Mas o MPLA ainda espera que os filhos do Zaire cantem louvores para ele. Até quer ler a adoração nos seus olhos. Hoje, as vozes dos naturais desta província levantam-se com razão para denunciar o desprezo histórico de que sofrem. Querem entender porque são sempre esquecidos no anúncio de projectos, como recentemente a construção de centralidades. Não querem mais abaixar a cabeça como os seus pais, que durante muito tempo o complexo e as discriminações do MPLA amordaçaram e humilharam pela intimidação. Desde que os ideólogos do MPLA receberam do Colono português a sua versão da valente resistência do reino do Kongo contra Portugal, que voluntariamente modificaram e manipularam para criar para o MPLA uma angolanidade e uma legitimidade exclusivas na nossa história política interna, muito recente e irrisória em comparação com o nosso percurso como um povo. Os olhos dos filhos do Zaire olham nos olhos do MPLA, como tochas, e perguntam-lhe onde está o decreto que estipulava que uma percentagem das receitas do petróleo devia ficar na província produtora.

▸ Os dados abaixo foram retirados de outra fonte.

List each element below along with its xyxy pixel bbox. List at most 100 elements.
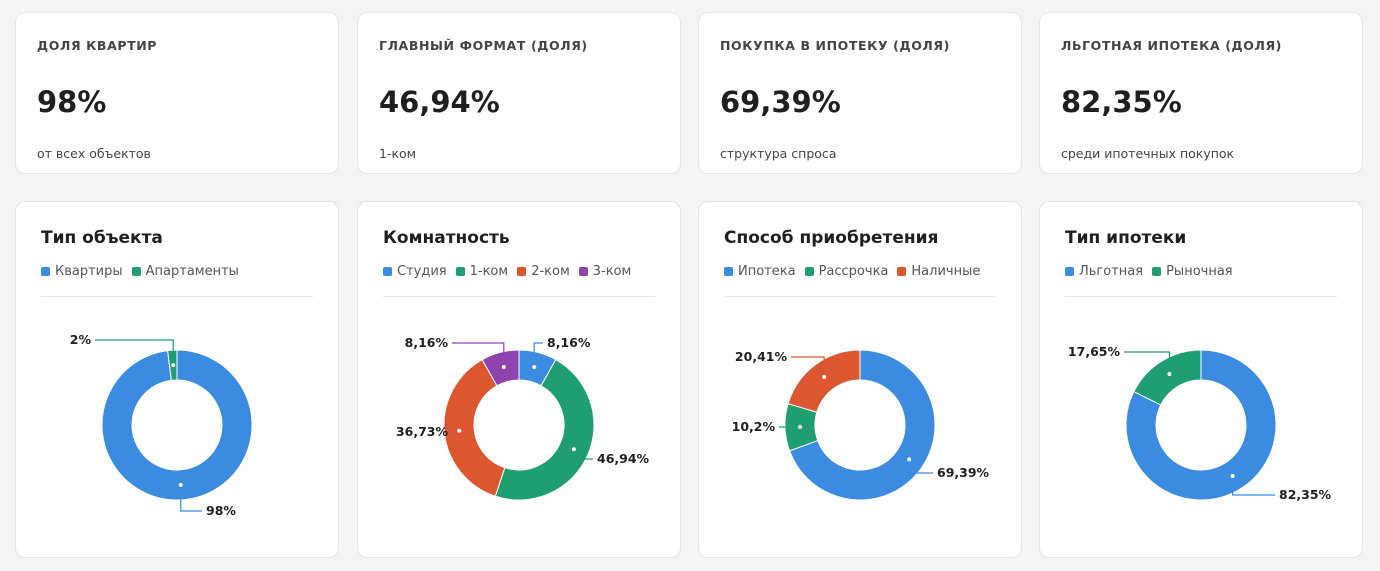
chart-legend: Студия 1-ком 2-ком 3-ком	[383, 264, 631, 279]
legend-item[interactable]: 2-ком	[517, 264, 570, 279]
leader-line	[791, 356, 825, 377]
legend-item[interactable]: Квартиры	[41, 264, 123, 279]
data-label: 46,94%	[597, 451, 650, 466]
slice-marker	[171, 363, 176, 368]
legend-item[interactable]: 3-ком	[578, 264, 632, 279]
data-label: 20,41%	[735, 349, 788, 364]
chart-title: Тип объекта	[41, 228, 163, 248]
donut-slice	[481, 349, 520, 387]
data-label: 69,39%	[937, 465, 990, 480]
legend-item[interactable]: Ипотека	[724, 264, 796, 279]
legend-swatch	[1065, 267, 1074, 276]
legend-label: 1-ком	[469, 264, 509, 279]
legend-label: 3-ком	[592, 264, 632, 279]
kpi-subtitle: 1-ком	[379, 146, 417, 161]
leader-line	[1231, 476, 1275, 496]
kpi-title: ДОЛЯ КВАРТИР	[37, 38, 158, 53]
divider	[724, 296, 996, 297]
data-label: 82,35%	[1279, 487, 1332, 502]
data-label: 36,73%	[396, 424, 449, 439]
slice-marker	[1230, 474, 1235, 479]
donut-chart-object-type: 98% 2%	[70, 332, 253, 518]
data-label: 17,65%	[1068, 344, 1121, 359]
donut-slice	[787, 349, 861, 413]
legend-item[interactable]: Апартаменты	[131, 264, 239, 279]
legend-label: Студия	[397, 264, 447, 279]
leader-line	[452, 342, 505, 367]
kpi-subtitle: от всех объектов	[37, 146, 151, 161]
legend-item[interactable]: 1-ком	[455, 264, 509, 279]
slice-marker	[907, 457, 912, 462]
legend-label: Наличные	[911, 264, 981, 279]
legend-swatch	[724, 267, 733, 276]
slice-marker	[532, 364, 537, 369]
slice-marker	[571, 447, 576, 452]
data-label: 10,2%	[732, 419, 776, 434]
kpi-value: 46,94%	[379, 85, 500, 119]
leader-line	[908, 459, 933, 474]
data-label: 98%	[206, 503, 236, 518]
kpi-card-apartments-share: ДОЛЯ КВАРТИР 98% от всех объектов	[15, 12, 339, 174]
legend-swatch	[578, 267, 588, 276]
chart-legend: Льготная Рыночная	[1065, 264, 1233, 279]
chart-title: Способ приобретения	[724, 228, 939, 248]
legend-item[interactable]: Рассрочка	[804, 264, 889, 279]
data-label: 2%	[70, 332, 92, 347]
legend-item[interactable]: Льготная	[1065, 264, 1143, 279]
data-label: 8,16%	[547, 335, 591, 350]
donut-chart-purchase-method: 69,39% 10,2% 20,41%	[732, 349, 990, 501]
legend-item[interactable]: Рыночная	[1152, 264, 1233, 279]
legend-swatch	[1152, 267, 1162, 276]
kpi-value: 98%	[37, 85, 107, 119]
kpi-card-main-format: ГЛАВНЫЙ ФОРМАТ (ДОЛЯ) 46,94% 1-ком	[357, 12, 681, 174]
legend-item[interactable]: Студия	[383, 264, 447, 279]
donut-slice	[101, 349, 253, 501]
chart-card-object-type: Тип объекта Квартиры Апартаменты 98% 2%	[15, 201, 339, 558]
leader-line	[1124, 351, 1171, 374]
chart-legend: Квартиры Апартаменты	[41, 264, 239, 279]
donut-slice	[788, 349, 936, 501]
leader-line	[533, 342, 543, 367]
chart-card-mortgage-type: Тип ипотеки Льготная Рыночная 82,35% 17,6…	[1039, 201, 1363, 558]
kpi-title: ГЛАВНЫЙ ФОРМАТ (ДОЛЯ)	[379, 38, 588, 53]
kpi-card-mortgage-share: ПОКУПКА В ИПОТЕКУ (ДОЛЯ) 69,39% структур…	[698, 12, 1022, 174]
data-label: 8,16%	[405, 335, 449, 350]
chart-card-purchase-method: Способ приобретения Ипотека Рассрочка На…	[698, 201, 1022, 558]
legend-swatch	[383, 267, 392, 276]
slice-marker	[1167, 371, 1172, 376]
leader-line	[95, 339, 174, 366]
legend-label: Ипотека	[738, 264, 796, 279]
legend-label: Рыночная	[1166, 264, 1233, 279]
chart-legend: Ипотека Рассрочка Наличные	[724, 264, 980, 279]
legend-swatch	[131, 267, 141, 276]
legend-label: Апартаменты	[145, 264, 239, 279]
slice-marker	[798, 424, 803, 429]
leader-line	[573, 449, 593, 460]
legend-swatch	[517, 267, 527, 276]
leader-line	[180, 484, 202, 512]
legend-item[interactable]: Наличные	[897, 264, 980, 279]
kpi-title: ПОКУПКА В ИПОТЕКУ (ДОЛЯ)	[720, 38, 950, 53]
donut-slice	[1125, 349, 1277, 501]
donut-slice	[494, 358, 595, 501]
divider	[1065, 296, 1337, 297]
legend-label: Квартиры	[55, 264, 123, 279]
kpi-subtitle: структура спроса	[720, 146, 837, 161]
divider	[41, 296, 313, 297]
legend-label: 2-ком	[531, 264, 570, 279]
donut-chart-rooms: 8,16% 46,94% 36,73% 8,16%	[396, 335, 650, 501]
donut-slice	[443, 358, 506, 497]
slice-marker	[457, 428, 462, 433]
kpi-title: ЛЬГОТНАЯ ИПОТЕКА (ДОЛЯ)	[1061, 38, 1282, 53]
donut-slice	[1133, 349, 1202, 406]
divider	[383, 296, 655, 297]
slice-marker	[822, 374, 827, 379]
legend-label: Льготная	[1079, 264, 1144, 279]
legend-swatch	[41, 267, 50, 276]
legend-label: Рассрочка	[818, 264, 889, 279]
slice-marker	[178, 482, 183, 487]
legend-swatch	[455, 267, 465, 276]
legend-swatch	[804, 267, 814, 276]
kpi-subtitle: среди ипотечных покупок	[1061, 146, 1235, 161]
chart-card-rooms: Комнатность Студия 1-ком 2-ком 3-ком 8,1…	[357, 201, 681, 558]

A estas vozes em ascensão, ouvimo-las na semana passada, sobretudo nas redes sociais, e que apelam a ir exigir mais justiça, durante uma manifestação marcada para amanhã sábado, o Presidente João Lourenço, que concordou em assumir o slogan revolucionário “Melhorar o que está bem e corrigir o que está mal", deve dar ouvidos atentos. Essa injustiça contra todos os Bakongo, conheço-a de perto, não me foi contada. E não é verdade que os do Zaire aceitam tudo, a sua voz é abafada, é diferente! Escutem "Ntoyo", uma música reveladora e profunda do genial Teta Lando, vão entender.
Ricardo Vita é Pan-africanista, afro-optimista radicado em Paris, França. É colunista do diário Público (Portugal), cofundador do instituto République et Diversité que promove a diversidade em França e é empresário.